If it's likely that many parts of your life need a bit more positive reinforcement, you'll want to start small by focusing on one area, then moving on to another area in your life when you're ready. Engaging in self-talk that covers a massive scope of areas in one sitting — your career, your personal life, your insecurities about your looks, your fears about relationships, and everything in between — isn't just daunting, but you're not being specific enough. For example, positive self-talk geared at your career is different than the language you'd use for your self-esteem; each area needs to be catered to in its own way.


"Some people tend to fall into black-and-white thinking: Everything is all good or all bad," licensed psychotherapist Whitney Goodman, LMFT told Well + Good. "When we work on our self-talk, we can view the gray in situations. Sometimes there is a lot of bad and good, but this flexibility allows people to access their coping strategies and find what works for them."

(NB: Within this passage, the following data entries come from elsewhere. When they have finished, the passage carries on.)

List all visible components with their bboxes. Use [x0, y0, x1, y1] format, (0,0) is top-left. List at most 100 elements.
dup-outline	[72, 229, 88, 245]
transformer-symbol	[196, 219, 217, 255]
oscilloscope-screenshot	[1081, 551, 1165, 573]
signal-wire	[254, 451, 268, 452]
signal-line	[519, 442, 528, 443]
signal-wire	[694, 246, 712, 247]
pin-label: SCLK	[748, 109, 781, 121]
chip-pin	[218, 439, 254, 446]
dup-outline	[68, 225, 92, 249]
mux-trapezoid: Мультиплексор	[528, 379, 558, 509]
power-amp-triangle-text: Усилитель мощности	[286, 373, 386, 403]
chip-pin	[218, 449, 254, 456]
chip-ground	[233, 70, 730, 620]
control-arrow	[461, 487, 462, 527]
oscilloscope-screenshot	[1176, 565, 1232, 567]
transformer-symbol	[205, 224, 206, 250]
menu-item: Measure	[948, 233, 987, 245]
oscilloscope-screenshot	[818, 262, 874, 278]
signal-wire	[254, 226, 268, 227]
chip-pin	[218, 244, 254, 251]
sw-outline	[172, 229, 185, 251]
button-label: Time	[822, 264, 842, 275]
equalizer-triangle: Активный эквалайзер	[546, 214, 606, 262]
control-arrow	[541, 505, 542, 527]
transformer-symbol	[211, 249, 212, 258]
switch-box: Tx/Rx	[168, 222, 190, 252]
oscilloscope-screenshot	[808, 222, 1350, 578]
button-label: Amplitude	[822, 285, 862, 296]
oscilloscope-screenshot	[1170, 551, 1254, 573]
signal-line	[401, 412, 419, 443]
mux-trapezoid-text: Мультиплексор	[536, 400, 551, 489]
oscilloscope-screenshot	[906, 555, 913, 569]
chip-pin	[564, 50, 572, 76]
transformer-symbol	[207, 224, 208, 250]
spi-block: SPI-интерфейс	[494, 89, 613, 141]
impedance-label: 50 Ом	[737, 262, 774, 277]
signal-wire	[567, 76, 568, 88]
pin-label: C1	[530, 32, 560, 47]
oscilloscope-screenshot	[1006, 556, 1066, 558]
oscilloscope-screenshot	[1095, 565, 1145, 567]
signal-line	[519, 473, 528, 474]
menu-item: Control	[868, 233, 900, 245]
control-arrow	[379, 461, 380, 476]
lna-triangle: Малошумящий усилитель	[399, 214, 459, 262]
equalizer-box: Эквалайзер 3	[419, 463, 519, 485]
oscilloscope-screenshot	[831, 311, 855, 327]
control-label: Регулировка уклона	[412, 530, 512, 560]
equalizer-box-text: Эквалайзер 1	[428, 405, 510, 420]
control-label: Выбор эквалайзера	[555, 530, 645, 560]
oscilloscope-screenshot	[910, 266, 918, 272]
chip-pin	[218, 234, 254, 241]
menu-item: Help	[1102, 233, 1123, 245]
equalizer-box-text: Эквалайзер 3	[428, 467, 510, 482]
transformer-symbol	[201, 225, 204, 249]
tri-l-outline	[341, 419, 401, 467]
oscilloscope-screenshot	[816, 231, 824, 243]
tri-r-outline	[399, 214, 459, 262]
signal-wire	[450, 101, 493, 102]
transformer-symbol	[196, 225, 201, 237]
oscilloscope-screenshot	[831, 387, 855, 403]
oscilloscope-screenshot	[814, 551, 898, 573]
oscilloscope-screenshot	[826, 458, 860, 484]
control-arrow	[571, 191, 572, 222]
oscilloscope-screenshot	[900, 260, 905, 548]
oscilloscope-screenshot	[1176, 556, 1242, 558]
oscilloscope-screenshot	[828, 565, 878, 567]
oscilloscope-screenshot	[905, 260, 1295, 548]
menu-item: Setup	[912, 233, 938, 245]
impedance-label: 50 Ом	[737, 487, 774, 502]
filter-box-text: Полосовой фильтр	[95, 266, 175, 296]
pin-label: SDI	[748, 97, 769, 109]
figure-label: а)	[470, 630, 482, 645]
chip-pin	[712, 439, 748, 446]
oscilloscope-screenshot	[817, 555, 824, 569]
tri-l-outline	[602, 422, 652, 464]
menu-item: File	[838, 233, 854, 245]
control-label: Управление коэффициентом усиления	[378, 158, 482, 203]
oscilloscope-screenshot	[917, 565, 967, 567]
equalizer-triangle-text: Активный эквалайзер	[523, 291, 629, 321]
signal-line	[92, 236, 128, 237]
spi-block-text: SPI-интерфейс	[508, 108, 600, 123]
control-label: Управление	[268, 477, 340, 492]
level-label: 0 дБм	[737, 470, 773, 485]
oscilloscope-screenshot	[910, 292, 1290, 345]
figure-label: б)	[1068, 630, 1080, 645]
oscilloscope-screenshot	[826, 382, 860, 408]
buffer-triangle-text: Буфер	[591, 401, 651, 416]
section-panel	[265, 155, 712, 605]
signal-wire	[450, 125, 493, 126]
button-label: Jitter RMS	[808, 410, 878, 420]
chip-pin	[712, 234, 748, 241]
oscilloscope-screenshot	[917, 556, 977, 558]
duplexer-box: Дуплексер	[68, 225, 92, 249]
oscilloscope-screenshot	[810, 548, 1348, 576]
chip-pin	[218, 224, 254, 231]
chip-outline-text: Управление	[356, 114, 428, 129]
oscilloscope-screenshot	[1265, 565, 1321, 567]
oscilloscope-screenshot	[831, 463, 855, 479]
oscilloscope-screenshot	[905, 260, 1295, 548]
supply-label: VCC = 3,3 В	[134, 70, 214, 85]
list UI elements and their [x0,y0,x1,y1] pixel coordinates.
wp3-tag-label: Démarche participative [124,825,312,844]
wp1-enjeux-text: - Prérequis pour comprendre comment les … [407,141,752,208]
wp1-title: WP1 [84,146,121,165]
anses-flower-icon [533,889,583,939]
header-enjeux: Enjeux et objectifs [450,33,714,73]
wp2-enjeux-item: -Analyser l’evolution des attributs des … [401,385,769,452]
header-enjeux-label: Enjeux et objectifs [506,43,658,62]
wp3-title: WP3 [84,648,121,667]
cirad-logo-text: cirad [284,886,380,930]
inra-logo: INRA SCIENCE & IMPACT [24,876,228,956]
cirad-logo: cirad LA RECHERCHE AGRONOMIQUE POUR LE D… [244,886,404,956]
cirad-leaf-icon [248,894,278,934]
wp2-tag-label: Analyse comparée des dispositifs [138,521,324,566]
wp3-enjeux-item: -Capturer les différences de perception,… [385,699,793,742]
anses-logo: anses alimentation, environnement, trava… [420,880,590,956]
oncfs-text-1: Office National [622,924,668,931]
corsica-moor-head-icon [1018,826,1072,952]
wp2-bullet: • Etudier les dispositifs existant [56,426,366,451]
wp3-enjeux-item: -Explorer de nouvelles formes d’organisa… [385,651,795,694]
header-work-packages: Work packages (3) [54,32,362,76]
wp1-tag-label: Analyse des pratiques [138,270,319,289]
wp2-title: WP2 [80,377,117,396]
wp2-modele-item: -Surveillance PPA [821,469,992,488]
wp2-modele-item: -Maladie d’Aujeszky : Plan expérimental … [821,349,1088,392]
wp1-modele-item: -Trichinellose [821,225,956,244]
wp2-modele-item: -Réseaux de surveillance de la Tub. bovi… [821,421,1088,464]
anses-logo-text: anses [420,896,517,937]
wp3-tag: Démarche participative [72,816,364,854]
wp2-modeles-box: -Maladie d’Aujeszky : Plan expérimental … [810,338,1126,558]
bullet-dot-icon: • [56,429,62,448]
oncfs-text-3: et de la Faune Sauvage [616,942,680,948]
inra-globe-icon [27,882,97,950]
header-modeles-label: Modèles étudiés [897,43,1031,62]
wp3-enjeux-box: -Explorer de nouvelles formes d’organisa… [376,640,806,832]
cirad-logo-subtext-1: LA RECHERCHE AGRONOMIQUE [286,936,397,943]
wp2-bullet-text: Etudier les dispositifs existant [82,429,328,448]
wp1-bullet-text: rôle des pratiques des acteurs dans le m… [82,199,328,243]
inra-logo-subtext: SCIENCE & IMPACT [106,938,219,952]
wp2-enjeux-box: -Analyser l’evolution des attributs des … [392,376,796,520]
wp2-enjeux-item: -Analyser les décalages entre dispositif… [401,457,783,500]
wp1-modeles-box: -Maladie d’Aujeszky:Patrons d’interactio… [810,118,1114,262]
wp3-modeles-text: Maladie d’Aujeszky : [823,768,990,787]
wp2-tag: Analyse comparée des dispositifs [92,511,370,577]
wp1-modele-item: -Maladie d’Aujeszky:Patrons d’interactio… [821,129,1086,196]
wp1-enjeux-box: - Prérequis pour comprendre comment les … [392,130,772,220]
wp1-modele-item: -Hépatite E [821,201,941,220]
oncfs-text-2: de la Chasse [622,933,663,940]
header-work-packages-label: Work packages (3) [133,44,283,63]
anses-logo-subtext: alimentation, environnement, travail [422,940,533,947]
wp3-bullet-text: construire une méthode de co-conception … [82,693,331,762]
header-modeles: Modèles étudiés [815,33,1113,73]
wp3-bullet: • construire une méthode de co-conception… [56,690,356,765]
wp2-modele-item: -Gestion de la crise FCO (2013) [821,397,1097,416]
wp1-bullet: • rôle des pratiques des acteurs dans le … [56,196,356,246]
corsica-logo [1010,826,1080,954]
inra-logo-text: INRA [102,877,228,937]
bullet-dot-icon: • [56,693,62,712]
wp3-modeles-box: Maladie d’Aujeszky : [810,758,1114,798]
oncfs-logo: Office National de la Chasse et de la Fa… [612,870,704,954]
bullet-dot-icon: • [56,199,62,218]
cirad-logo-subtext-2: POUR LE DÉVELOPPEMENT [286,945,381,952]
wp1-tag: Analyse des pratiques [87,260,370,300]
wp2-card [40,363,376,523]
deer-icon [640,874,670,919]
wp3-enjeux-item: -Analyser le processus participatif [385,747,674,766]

That's why each area in your life that needs positive self-talk should get its own conversation. Lumping everything in together as if it's all either black or white won't just be overwhelming, but the attention and effort won't be there — meaning neither will the benefits.

Treat yourself as you would a friend

One of the best ways to practice genuinely positive self-talk is by treating yourself exactly as you would a friend. When negative and defeatist thoughts come to your mind, or you think you're not equipped to handle something, ask yourself what would you tell a close friend in the same situation. Would you discourage them and tell them they lack the necessary skills to accomplish something? No, you wouldn't. You'd support them, encourage them, and point out to them all the reasons they will succeed at whatever it is they're doubting themselves about. This is the same way you should broach your own self-talk. As the Mayo Clinic advises, when it comes to harnessing positive self-talk, a simple rule to follow is to never say to yourself what you wouldn't say to someone you care about. Be just as encouraging, kind, and loving to yourself as you would a friend.


Mastering positive self-talk that feels genuine isn't something that you'll achieve overnight. But with enough time and practice, you'll get there. You just need to put in the conscious work.